There are also the two instances of the hiph’il of pg` in the Fourth Song: in 53.6 hpgy` is usually

rendered ‘the LORD laid on him the iniquity of us all’ and in 53.12 ypgy` ‘he made intercession for the

transgressors’, which is not a good translation. The verb pg` in both these instances describes the

servant’s role as the one who stands between the sinners and the wrath. ‘The LORD laid on him the

iniquity of us all’ does convey this, but in the last line of the Song, the servant did not make

intercession but rather he interposed himself, as in 59.16 mpgy` ‘the one who intervenes’. The

rewriting of the Korah incident in the Wisdom 18 captures this well. ‘(Aaron) withstood the anger and

put an end to the disaster... he intervened and held back the wrath.... showing that he was thy servant’

(Wisd.18.21,23). It is interesting to observe that holding back the wrath could be recognised as the

sign of the Servant even the end of the second temple period.

From Hezekiah’s own circumstances come several other details in the Song. Hezekiah turned his face

to the wall and the suffering servant ‘hid his face from us’ (rather than the one from whom men hide

their faces, Isa.53.3.). The line ‘He shall see his offspring, he shall prolong his days’ (Isa.53.10)-

refers to the fact that Hezekiah lived a further fifteen years, and, since Manasseh was twelve when he

became king, the royal heir must have been born after his father’s recovery from the plague. (2 Kgs

20.6; 2 Kgs 21.1). Josephus 11 had Isaiah say to Hezekiah not only that he would live a further fifteen

years, but also that he would have children. The remnant of the Assyrian army left his kingdom, and

so Hezekiah divided the spoil, an otherwise rather curious line in the Fourth Servant Song (Isa.53.12) .

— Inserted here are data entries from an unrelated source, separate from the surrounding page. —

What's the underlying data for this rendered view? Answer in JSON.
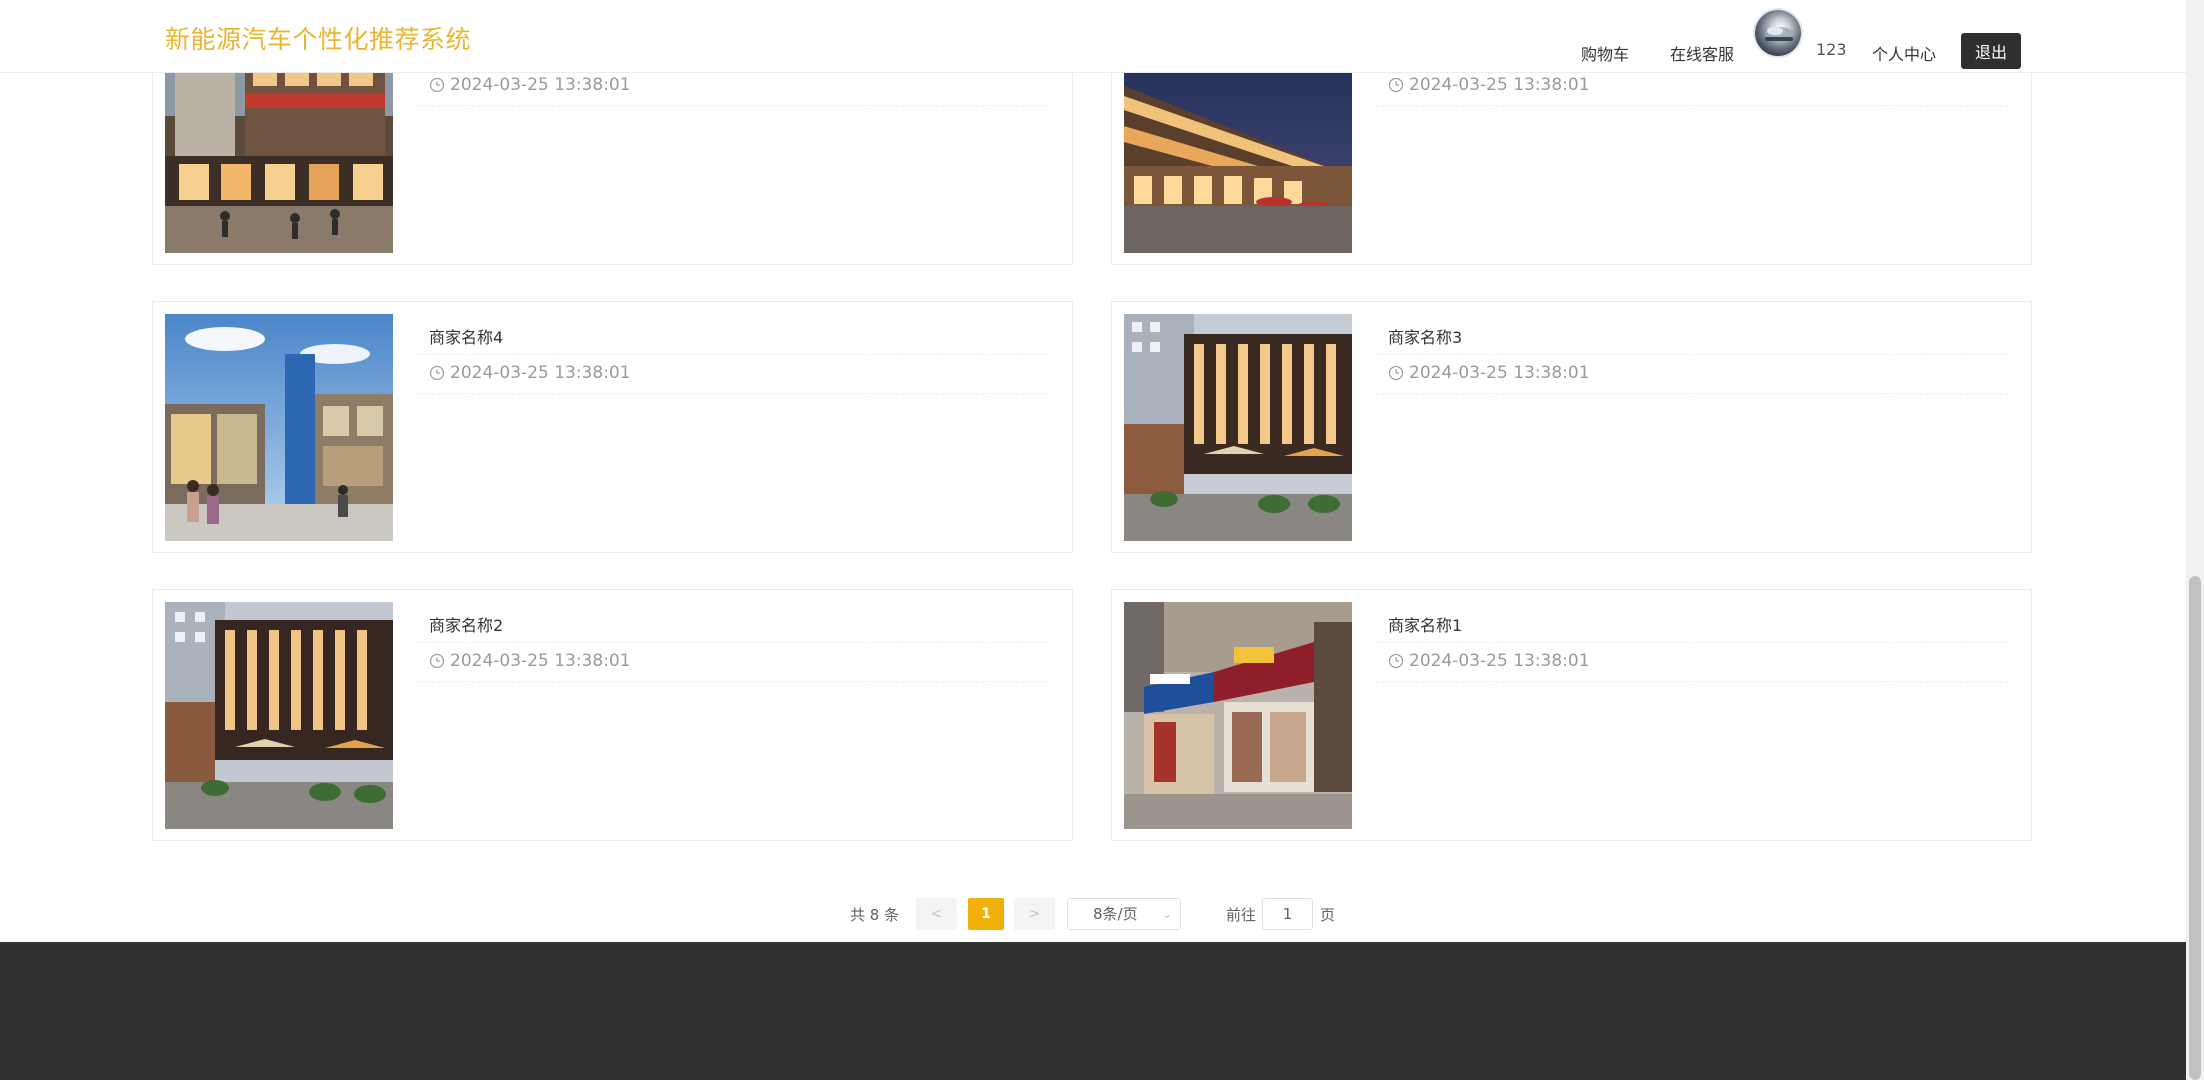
{
  "header": {
    "brand": "新能源汽车个性化推荐系统",
    "nav": {
      "cart": "购物车",
      "service": "在线客服",
      "username": "123",
      "profile": "个人中心",
      "logout": "退出"
    }
  },
  "cards": [
    {
      "title": "",
      "date": "2024-03-25 13:38:01"
    },
    {
      "title": "",
      "date": "2024-03-25 13:38:01"
    },
    {
      "title": "商家名称4",
      "date": "2024-03-25 13:38:01"
    },
    {
      "title": "商家名称3",
      "date": "2024-03-25 13:38:01"
    },
    {
      "title": "商家名称2",
      "date": "2024-03-25 13:38:01"
    },
    {
      "title": "商家名称1",
      "date": "2024-03-25 13:38:01"
    }
  ],
  "pagination": {
    "total_text": "共 8 条",
    "prev": "<",
    "current": "1",
    "next": ">",
    "page_size": "8条/页",
    "goto_label": "前往",
    "goto_value": "1",
    "unit": "页"
  },
  "colors": {
    "brand": "#e9b62f",
    "active_page": "#f2b10a",
    "footer": "#323232"
  }
}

Later writers do seem to have known an understanding of the Fourth Servant Song that reflects

Hezekiah’s situation. The LXX of the Fourth Song is well known for its difficulties, but it is worth

noting that Isaiah 53.10 usually understood as ‘It was the will of the LORD to bruise him’, became in

the LXX ‘It was the will of the LORD to purify him from the plague’. This is usually explained as an

Aramaism, a confusion of dkh, crush and zkh, purify, and the translator of the LXX somehow chose

the wrong word. But the translator must have had a reason for thinking that this was the sense of the

text, that it was the will of the LORD to remove the plague from the Servant. And if the translator

thought thus, are we in a position to know better? This Servant Song described a man who was

smitten by plague and then recovered, having been the wrath bearer for his people.

The Targum too, presents an understanding of the servant in the Fourth Song very different from the

one we usually assume. In the Targum, the Servant is a triumphant figure who protects his people

from their enemies, one who delivers up to destruction the mighty ones of the people. ‘He was cut off

from the land of the living, stricken for the transgression of my people, they made his grave with the

wicked’ became ‘He shall take away the dominion of the peoples from the land of Israel and the sins

which my people sinned he shall transfer to them. He shall deliver the wicked to Gehinnam’

(T.Isa.53.8-9). This is exactly how the plague on the Assyrian army would have been understood, if

my proposal is correct. Hezekiah took the people’s punishment onto himself, he withstood the wrath,

and then deflected it to their enemies. The king recovered from his ordeal but the enemy did not.